Large file systems
Barry Shein
bzs at bu-cs.BU.EDU
Sat Mar 25 23:29:04 AEST 1989
> Now, if we assume that vendors are shipping a SysV derivitive, is
>there really an advantage to doing the research on a BSD kernel?
>Certainly if most of the vendors are shipping SysV, they will not be
>thrilled at having the development be done on BSD which is still related
>to V7. If you build a new filesystem is there an advantage to using
>something other than SysV for the starting point.
>
>NOTE: I am assuming that the vendors who have joined OSF or UNIX
>Internat. will be shipping a SysV flavor in 3-5 years, rather than BSD.
>The original question was if there will still be advantages to using
>BSD for anything, including kernel research.
>--
> bill davidsen (wedu at crd.GE.COM)
Two points:
1. It doesn't matter a whole lot what platform the research is done
on, if someone comes up with the better mousetrap the doorward path
will be beaten.

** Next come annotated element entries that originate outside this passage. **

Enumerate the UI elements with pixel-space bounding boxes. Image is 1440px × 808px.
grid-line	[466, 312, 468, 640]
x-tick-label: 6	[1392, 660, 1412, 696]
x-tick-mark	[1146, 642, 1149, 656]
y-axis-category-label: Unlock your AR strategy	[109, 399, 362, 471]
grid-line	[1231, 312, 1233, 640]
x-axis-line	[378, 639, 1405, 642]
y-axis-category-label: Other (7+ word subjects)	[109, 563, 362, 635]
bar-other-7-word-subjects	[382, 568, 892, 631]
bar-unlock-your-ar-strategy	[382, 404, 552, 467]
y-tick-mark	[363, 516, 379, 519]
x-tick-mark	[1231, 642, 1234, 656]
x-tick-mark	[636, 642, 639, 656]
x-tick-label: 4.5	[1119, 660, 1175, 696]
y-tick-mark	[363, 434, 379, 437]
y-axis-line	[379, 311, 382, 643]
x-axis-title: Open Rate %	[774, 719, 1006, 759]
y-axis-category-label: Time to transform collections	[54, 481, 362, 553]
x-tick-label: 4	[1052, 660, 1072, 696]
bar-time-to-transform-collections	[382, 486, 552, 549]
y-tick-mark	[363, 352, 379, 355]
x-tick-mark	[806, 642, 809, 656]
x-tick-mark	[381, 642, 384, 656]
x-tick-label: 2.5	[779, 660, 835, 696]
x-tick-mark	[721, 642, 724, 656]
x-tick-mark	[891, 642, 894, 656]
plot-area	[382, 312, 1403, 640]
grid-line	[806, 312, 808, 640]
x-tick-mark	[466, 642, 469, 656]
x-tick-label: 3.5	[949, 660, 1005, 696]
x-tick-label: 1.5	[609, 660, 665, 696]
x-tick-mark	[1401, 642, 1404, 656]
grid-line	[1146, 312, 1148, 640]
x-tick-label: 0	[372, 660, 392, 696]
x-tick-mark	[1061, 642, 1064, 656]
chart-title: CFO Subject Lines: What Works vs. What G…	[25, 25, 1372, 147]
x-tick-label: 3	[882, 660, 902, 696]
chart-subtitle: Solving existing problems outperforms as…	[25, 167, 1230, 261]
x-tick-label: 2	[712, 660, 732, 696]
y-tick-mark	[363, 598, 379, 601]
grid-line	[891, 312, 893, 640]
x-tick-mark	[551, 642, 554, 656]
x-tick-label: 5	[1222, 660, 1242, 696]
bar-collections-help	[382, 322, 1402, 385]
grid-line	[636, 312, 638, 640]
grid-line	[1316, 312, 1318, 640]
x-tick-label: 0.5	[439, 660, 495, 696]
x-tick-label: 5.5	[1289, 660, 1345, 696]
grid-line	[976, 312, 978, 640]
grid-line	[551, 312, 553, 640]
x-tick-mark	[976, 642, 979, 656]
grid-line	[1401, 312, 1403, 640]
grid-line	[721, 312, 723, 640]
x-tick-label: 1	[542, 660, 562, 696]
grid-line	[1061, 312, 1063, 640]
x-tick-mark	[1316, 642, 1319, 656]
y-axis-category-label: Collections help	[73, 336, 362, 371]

It's not all that important, consider it a full
employment act for system programmers :-)
2. You're overemphasizing the name, although they're calling it SysV
it has a lot of BSD stuff in there, it really is a merge.
Remember the old maxim, "If it works...it can't be state of the art".
I think if all you're fretting over is what you express above then
your concerns are factually correct but of minor concern. By
definition any research variant will differ from what the vendors are
shipping and great, new ideas will have to be merged in to be adopted,
and will be merged, happily, when the value evidences itself.